I ask the Minister of State to engage again with the insurance federation, the local authorities and the Office of Public Works to ensure that any identified needs necessary to expedite this problem can be carried out. When a process is place, the works can be presented to the Irish Insurance Federation. This cannot carry on and residents in my constituency and throughout the country should not be looking at dark clouds and wondering if the problem will happen again. That is the exactly what is happening in my constituency and I am sure it is the same in other Deputies' areas.

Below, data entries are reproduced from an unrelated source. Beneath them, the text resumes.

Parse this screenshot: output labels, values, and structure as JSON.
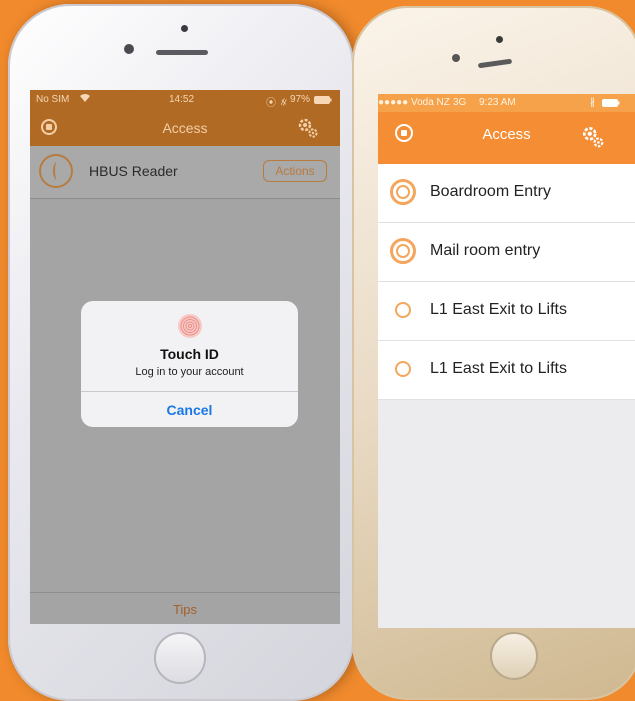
{
  "left_phone": {
    "status": {
      "carrier": "No SIM",
      "time": "14:52",
      "battery": "97%"
    },
    "nav": {
      "title": "Access"
    },
    "reader": {
      "name": "HBUS Reader",
      "actions_label": "Actions"
    },
    "touch_id_dialog": {
      "title": "Touch ID",
      "message": "Log in to your account",
      "cancel_label": "Cancel"
    },
    "footer": {
      "tips_label": "Tips"
    }
  },
  "right_phone": {
    "status": {
      "carrier": "●●●●● Voda NZ",
      "network": "3G",
      "time": "9:23 AM"
    },
    "nav": {
      "title": "Access"
    },
    "doors": [
      {
        "label": "Boardroom Entry"
      },
      {
        "label": "Mail room entry"
      },
      {
        "label": "L1 East Exit to Lifts"
      },
      {
        "label": "L1 East Exit to Lifts"
      }
    ]
  },
  "colors": {
    "background": "#f18a2c",
    "accent_orange": "#f48d34",
    "dimmed_orange": "#b06a24",
    "link_blue": "#1a78e6"
  },
  "icons": [
    "stop-icon",
    "gear-icon",
    "reader-logo-icon",
    "fingerprint-icon",
    "wifi-icon",
    "bluetooth-icon",
    "battery-icon",
    "door-ring-icon"
  ]
}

The OPW has informed me that the flood alleviation works on the River Griffeen in Lucan were carried out by South Dublin County Council and completed in 2006. The initial phase of the works was funded by the council and the final phase was funded by the Department of the Environment, Community and Local Government. The council has indicated that the works were completed satisfactorily and it is unaware of any continuing flooding issue in Lucan since the works were completed. I am happy to relay the Deputy's request to meet the Minister of State at the Department of Finance, Deputy Brian Hayes, and I am certain he will visit the site and speak directly to Deputy Keating. I have asked the OPW to follow up with South Dublin County Council and the insurance industry as part of ongoing discussions. A meeting with representatives of the IIF involving everybody might be a good way to follow up.
The previous Administration examined the introduction of a scheme to protect householders who cannot obtain household insurance from regular insurance bodies due to flooding risk. This approach was not considered financially viable as it was believed that over time it would incentivise the industry to discontinue the provision of cover in medium and high risk areas, thus making the cost of such a scheme prohibitive. In the current economic circumstances there are no proposals for a State indemnification scheme.
The OPW allocation for flood risk management for 2012 is €45 million, with a further €17 million provided for maintenance of completed arterial drainage schemes. The EU floods directive requires that the catchment flood risk assessment and management study, CFRAMS, be completed by the end of December 2015. I will bring the concerns of both Deputies to the attention of the Minister of State, Deputy Hayes, and I ask them to sit down with representatives of the OPW and arrange for the Minister of State to visit the affected sites.